Twitter is an online information network that allows anyone with an account to post 140 character messages, called tweets. It is free to sign up. Users then follow other accounts which they are interested in, and view the tweets of everyone they follow in their "timeline." Most Twitter accounts are public, where one does not need to approve a request to follow, or need to follow back. This makes Twitter a powerful "one to many" broadcast platform where individuals, companies or organizations can reach millions of followers with a single message. Twitter is accessible from Twitter.com, our mobile website, SMS, our mobile apps for iPhone, Android, Blackberry, our iPad application, or 3rd party clients built by outside developers using our API. Twitter accounts can also be private, where the owner must approve follower requests.
Where did the idea for Twitter come from?
Twitter started as an internal project within the podcasting company Odeo. Jack Dorsey, and engineer, had long been interested in status updates. Jack developed the idea, along with Biz Stone, and the first prototype was built in two weeks in March 2006 and launched publicly in August of 2006. The service grew popular very quickly and it soon made sense for Twitter to move outside of Odea. In May 2007, Twitter Inc was founded.
How is Twitter built?
Our engineering team works with a web application framework called Ruby on Rails. We all work on Apple computers except for testing purposes.

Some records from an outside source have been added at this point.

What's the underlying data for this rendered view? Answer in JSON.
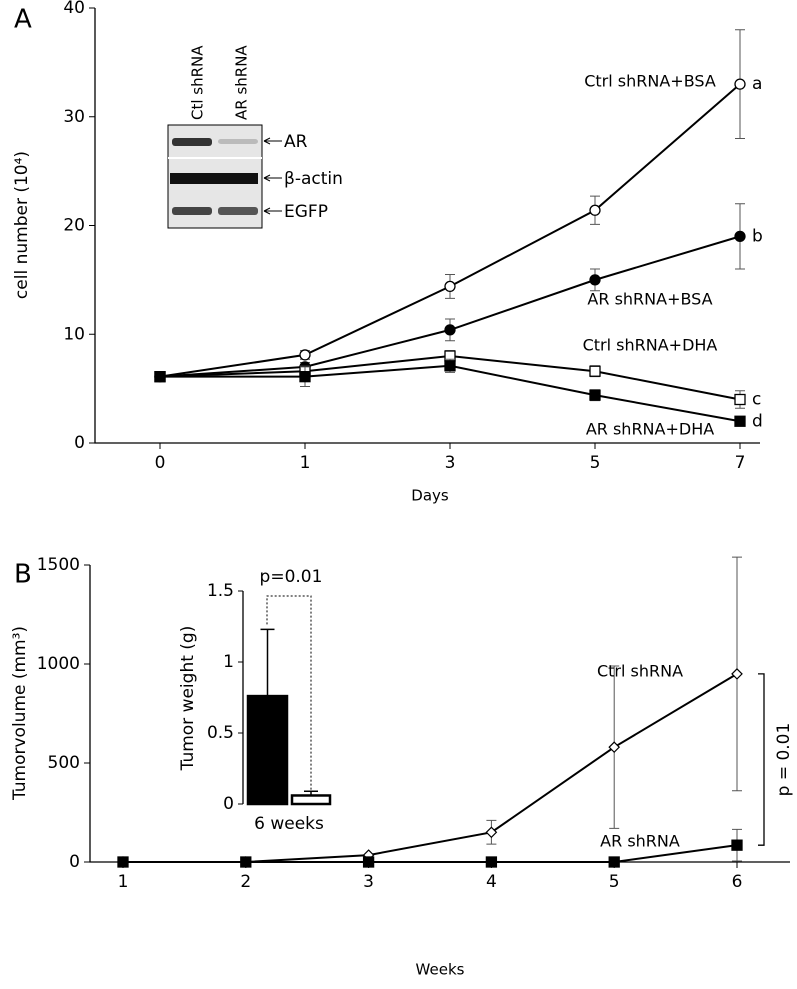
{
  "chart_data": [
    {
      "type": "line",
      "panel": "A",
      "xlabel": "Days",
      "ylabel": "cell number (10⁴)",
      "categories": [
        "0",
        "1",
        "3",
        "5",
        "7"
      ],
      "ylim": [
        0,
        40
      ],
      "yticks": [
        0,
        10,
        20,
        30,
        40
      ],
      "series": [
        {
          "name": "Ctrl shRNA+BSA",
          "tag": "a",
          "marker": "circle-open",
          "color": "#000",
          "values": [
            6.1,
            8.1,
            14.4,
            21.4,
            33
          ],
          "errors": [
            0.2,
            0.4,
            1.1,
            1.3,
            5
          ]
        },
        {
          "name": "AR shRNA+BSA",
          "tag": "b",
          "marker": "circle-filled",
          "color": "#000",
          "values": [
            6.1,
            7.0,
            10.4,
            15.0,
            19
          ],
          "errors": [
            0.2,
            0.4,
            1.0,
            1.0,
            3
          ]
        },
        {
          "name": "Ctrl shRNA+DHA",
          "tag": "c",
          "marker": "square-open",
          "color": "#000",
          "values": [
            6.1,
            6.6,
            8.0,
            6.6,
            4.0
          ],
          "errors": [
            0.2,
            0.5,
            0.5,
            0.5,
            0.8
          ]
        },
        {
          "name": "AR shRNA+DHA",
          "tag": "d",
          "marker": "square-filled",
          "color": "#000",
          "values": [
            6.1,
            6.1,
            7.1,
            4.4,
            2.0
          ],
          "errors": [
            0.2,
            0.9,
            0.6,
            0.5,
            0.3
          ]
        }
      ]
    },
    {
      "type": "line",
      "panel": "B",
      "xlabel": "Weeks",
      "ylabel": "Tumorvolume (mm³)",
      "categories": [
        "1",
        "2",
        "3",
        "4",
        "5",
        "6"
      ],
      "ylim": [
        0,
        1500
      ],
      "yticks": [
        0,
        500,
        1000,
        1500
      ],
      "annotation": "p = 0.01",
      "series": [
        {
          "name": "Ctrl shRNA",
          "marker": "diamond-open",
          "color": "#000",
          "values": [
            0,
            0,
            35,
            150,
            580,
            950
          ],
          "errors": [
            0,
            0,
            0,
            60,
            410,
            590
          ]
        },
        {
          "name": "AR shRNA",
          "marker": "square-filled",
          "color": "#000",
          "values": [
            0,
            0,
            0,
            0,
            0,
            85
          ],
          "errors": [
            0,
            0,
            0,
            0,
            0,
            80
          ]
        }
      ]
    },
    {
      "type": "bar",
      "ylabel": "Tumor weight (g)",
      "xlabel": "6 weeks",
      "annotation": "p=0.01",
      "ylim": [
        0,
        1.5
      ],
      "yticks": [
        0,
        0.5,
        1,
        1.5
      ],
      "values": [
        0.76,
        0.06
      ],
      "errors": [
        0.47,
        0.03
      ],
      "colors": [
        "#000",
        "#fff"
      ]
    }
  ],
  "blot": {
    "lanes": [
      "Ctl shRNA",
      "AR shRNA"
    ],
    "bands": [
      "AR",
      "β-actin",
      "EGFP"
    ]
  }
}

We built Twitter using Ruby on Rails because it allows us to work quickly and easily--our team likes to deploy features and changes multiple times per day. Rails provides skeleton code frameworks so we don't have to re-invent the wheel every time we want to add something simple like a sign in form or a picture upload feature.
How do you make money from Twitter?
There are a few ways that Twitter makes money. We have licensing deals in place with Google, Yahoo!, and Microsoft's Bing to give them access to the "firehose" - a stream of tweets so that they can more easily incorporate those tweets into their search results.
In Summer 2010, we launched our Promoted Tweets product. Promoted Tweets are a special kind of tweet which appear at the top of search results within Twitter.com, if a company has bid on that keyword. Unlike search results in search engines, Promoted Tweets are normal tweets from a business, so they are as interactive as any other tweet - you can @reply, favorite or retweet a Promoted Tweet.
At the same time, we launched Promoted Trends, where companies can place a trend (clearly marked Promoted) within Twitter's Trending Topics. These are especially effective for upcoming launches, like a movie or album release.
Lastly, we started a Twitter account called @earlybird where we partner with other companies to provide users with a special, short-term deal. For example, we partnered with Virgin America for a special day of fares on Virginamerica.com that were only accessible through the link in the @earlybird tweet.
What's next for Twitter?
We continue to focus on building a product that provides value for users.